Can you install usb-utils and run lsusb so I can get more info about the adapter

Also worth stopping the TVHeadend service and seeing if dvbscan works.

Sam

Hi. Unfortunately I am not home for two weeks due to Persian New year holidays. I’ll do that when I got home.

I already stopped and started tvheadend service several times, with no success.

No problem – let’s pick this up when it’s more convenient for you

Sam

Here is the new thread:

I get:

The following packages have unmet dependencies:
 gcc:arm64 : Depends: cpp:arm64 (>= 4:4.9.2-2) but it is not going to be installed
             Depends: gcc-4.9:arm64 (>= 4.9.2-1~) but it is not going to be installed

Leads to:

The following packages have unmet dependencies:
 gcc-4.9:arm64 : Depends: cpp-4.9:arm64 (= 4.9.2-10) but it is not going to be installed
                 Depends: binutils:arm64 (>= 2.25) but it is not going to be installed
                 Depends: libcloog-isl4:arm64 (>= 0.17) but it is not going to be installed
                 Depends: libisl10:arm64 (>= 0.10) but it is not going to be installed
                 Depends: libmpc3:arm64 but it is not going to be installed

So I’m really rusty in my linux builds (it was actually BEFORE common 64bit) so can you maintains both a 32bit and a 64bit build environment?

Thanks!
-Zac

sudo apt-get install aarch64-toolchain-osmc will give you a build environment that can coexist with 32-bit.

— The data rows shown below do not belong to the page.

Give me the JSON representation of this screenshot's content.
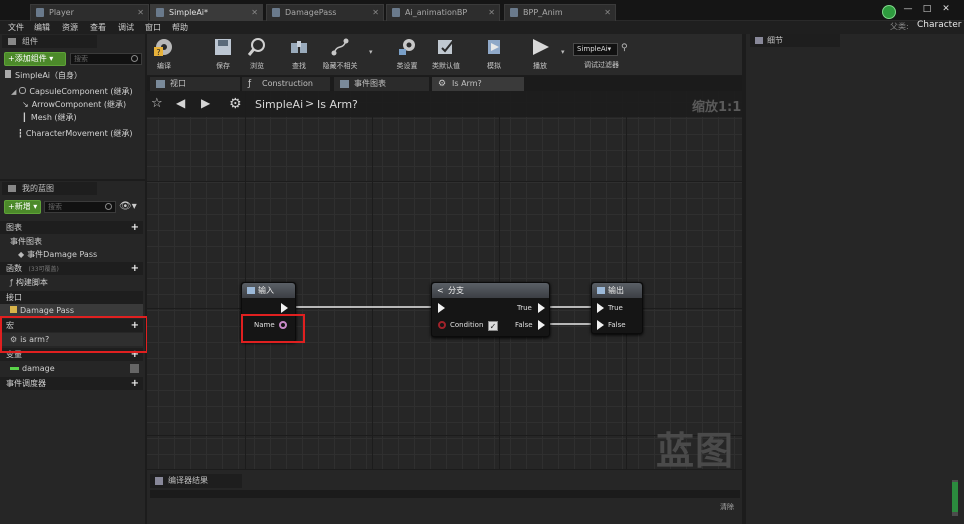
{
  "tabs": [
    {
      "label": "Player",
      "active": false
    },
    {
      "label": "SimpleAi*",
      "active": true
    },
    {
      "label": "DamagePass",
      "active": false
    },
    {
      "label": "Ai_animationBP",
      "active": false
    },
    {
      "label": "BPP_Anim",
      "active": false
    }
  ],
  "window_controls": {
    "minimize": "—",
    "maximize": "□",
    "close": "✕"
  },
  "menu": [
    "文件",
    "编辑",
    "资源",
    "查看",
    "调试",
    "窗口",
    "帮助"
  ],
  "parent_class": {
    "label": "父类:",
    "value": "Character"
  },
  "components": {
    "title": "组件",
    "add_button": "+添加组件 ▾",
    "search_placeholder": "搜索",
    "self_item": "SimpleAi（自身）",
    "items": [
      "CapsuleComponent (继承)",
      "ArrowComponent (继承)",
      "Mesh (继承)",
      "CharacterMovement (继承)"
    ]
  },
  "my_blueprint": {
    "title": "我的蓝图",
    "new_button": "+新增 ▾",
    "search_placeholder": "搜索",
    "sections": {
      "graphs": "图表",
      "event_graph": "事件图表",
      "event_item": "事件Damage Pass",
      "functions": "函数",
      "functions_hint": "(33可覆盖)",
      "construction": "构建脚本",
      "interfaces": "接口",
      "interface_item": "Damage Pass",
      "macros": "宏",
      "macro_item": "is arm?",
      "variables": "变量",
      "variable_item": "damage",
      "dispatchers": "事件调度器"
    }
  },
  "toolbar": [
    {
      "label": "编译",
      "icon": "compile-icon"
    },
    {
      "label": "保存",
      "icon": "save-icon"
    },
    {
      "label": "浏览",
      "icon": "browse-icon"
    },
    {
      "label": "查找",
      "icon": "find-icon"
    },
    {
      "label": "隐藏不相关",
      "icon": "hide-unrelated-icon"
    },
    {
      "label": "类设置",
      "icon": "class-settings-icon"
    },
    {
      "label": "类默认值",
      "icon": "class-defaults-icon"
    },
    {
      "label": "模拟",
      "icon": "simulate-icon"
    },
    {
      "label": "播放",
      "icon": "play-icon"
    }
  ],
  "debug_filter": {
    "value": "SimpleAi▾",
    "label": "调试过滤器"
  },
  "graph_tabs": [
    {
      "label": "视口",
      "active": false
    },
    {
      "label": "Construction Scrip",
      "active": false
    },
    {
      "label": "事件图表",
      "active": false
    },
    {
      "label": "Is Arm?",
      "active": true
    }
  ],
  "breadcrumb": {
    "blueprint": "SimpleAi",
    "separator": ">",
    "graph": "Is Arm?"
  },
  "zoom": "缩放1:1",
  "watermark": "蓝图",
  "nodes": {
    "input": {
      "title": "输入",
      "pin_name": "Name"
    },
    "branch": {
      "title": "分支",
      "condition": "Condition",
      "true_label": "True",
      "false_label": "False"
    },
    "output": {
      "title": "输出",
      "true_label": "True",
      "false_label": "False"
    }
  },
  "compiler": {
    "title": "编译器结果",
    "clear": "清除"
  },
  "details": {
    "title": "细节"
  }
}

But I’d recommend just sticking with armhf if you’re not sure about things, especially as the performance changes are small.

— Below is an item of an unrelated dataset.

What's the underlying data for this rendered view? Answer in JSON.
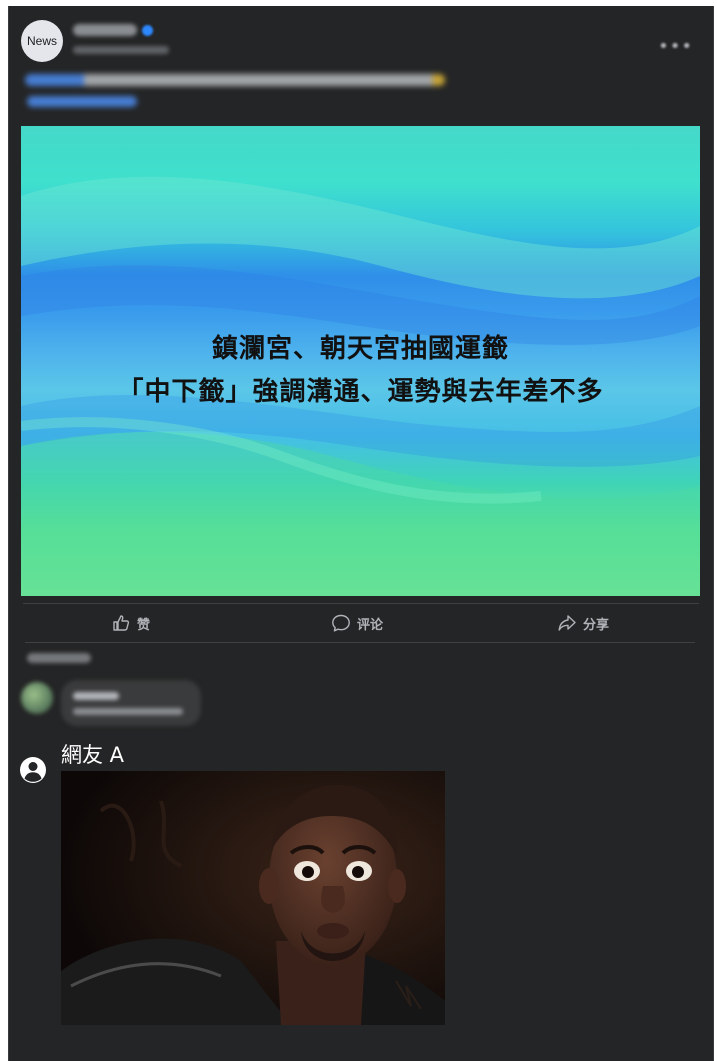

It’s more about learning the performance. When you say it can co-exist, is it like the same binary files, but you pass a different parameter to build 32 or 64? Or are the completely different binary versions/names? Thank you so much for you help, you’re amazing with all the support you give to all of this.

If there’s a google phrase that might point me in the best direction?

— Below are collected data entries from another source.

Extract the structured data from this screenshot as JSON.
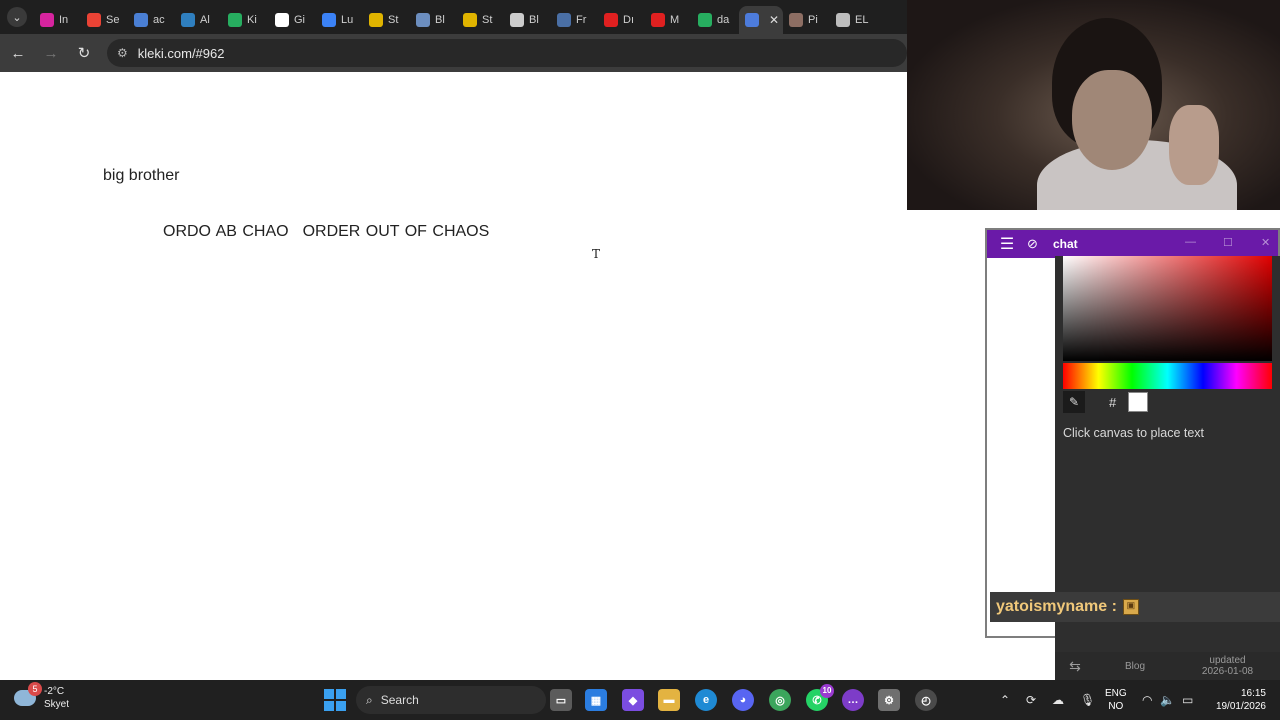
{
  "browser": {
    "tabs": [
      {
        "label": "In",
        "icon": "instagram-icon",
        "color": "#d6249f"
      },
      {
        "label": "Se",
        "icon": "gmail-icon",
        "color": "#ea4335"
      },
      {
        "label": "ac",
        "icon": "search-icon",
        "color": "#4a7fd4"
      },
      {
        "label": "Al",
        "icon": "app-icon",
        "color": "#2f7fbf"
      },
      {
        "label": "Ki",
        "icon": "k-icon",
        "color": "#27ae60"
      },
      {
        "label": "Gi",
        "icon": "gi-icon",
        "color": "#ffffff"
      },
      {
        "label": "Lu",
        "icon": "lu-icon",
        "color": "#3b82f6"
      },
      {
        "label": "St",
        "icon": "crown-icon",
        "color": "#e0b400"
      },
      {
        "label": "Bl",
        "icon": "bl-icon",
        "color": "#6c8ebf"
      },
      {
        "label": "St",
        "icon": "crown-icon",
        "color": "#e0b400"
      },
      {
        "label": "Bl",
        "icon": "openai-icon",
        "color": "#cccccc"
      },
      {
        "label": "Fr",
        "icon": "doc-icon",
        "color": "#4a6fa5"
      },
      {
        "label": "Dı",
        "icon": "youtube-icon",
        "color": "#e02020"
      },
      {
        "label": "M",
        "icon": "youtube-icon",
        "color": "#e02020"
      },
      {
        "label": "da",
        "icon": "k-icon",
        "color": "#27ae60"
      },
      {
        "label": "",
        "icon": "kleki-icon",
        "color": "#4d7cdc",
        "active": true
      },
      {
        "label": "Pi",
        "icon": "pi-icon",
        "color": "#8d6e63"
      },
      {
        "label": "EL",
        "icon": "el-icon",
        "color": "#bdbdbd"
      }
    ],
    "close_symbol": "✕",
    "url": "kleki.com/#962"
  },
  "canvas": {
    "line1": "big brother",
    "line2a": "ORDO AB CHAO",
    "line2b": "ORDER OUT OF CHAOS",
    "cursor": "T"
  },
  "chat": {
    "title": "chat",
    "message_user": "yatoismyname :",
    "colors": {
      "titlebar": "#6a1aa8",
      "username": "#f0c87a"
    }
  },
  "kleki": {
    "hash": "#",
    "hint": "Click canvas to place text",
    "footer_blog": "Blog",
    "footer_updated": "updated",
    "footer_date": "2026-01-08"
  },
  "taskbar": {
    "weather_temp": "-2°C",
    "weather_desc": "Skyet",
    "weather_badge": "5",
    "search_label": "Search",
    "whatsapp_badge": "10",
    "lang_1": "ENG",
    "lang_2": "NO",
    "time": "16:15",
    "date": "19/01/2026"
  }
}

Have you given any thought to a Vero Auto edition? 3 HDMI ports out, each running a separate instance of kodi (but shared settings) for passengers? Guess I could go with three different vero boxes, but some kind of centralized way to manage them would be great.

I think the Vero would ve at its limits if it had to decode three different videostreams simultaniously.
Also be sure to give ot clean power in the car with a stable 5V regulator that can put out some amps.

Didn’t mean the device as it is today, per-se, more like that it would be a whole new market. Considering that even low-end video system for autos are $500+…

This is quite niche and a bit outside of OSMC’s current scope.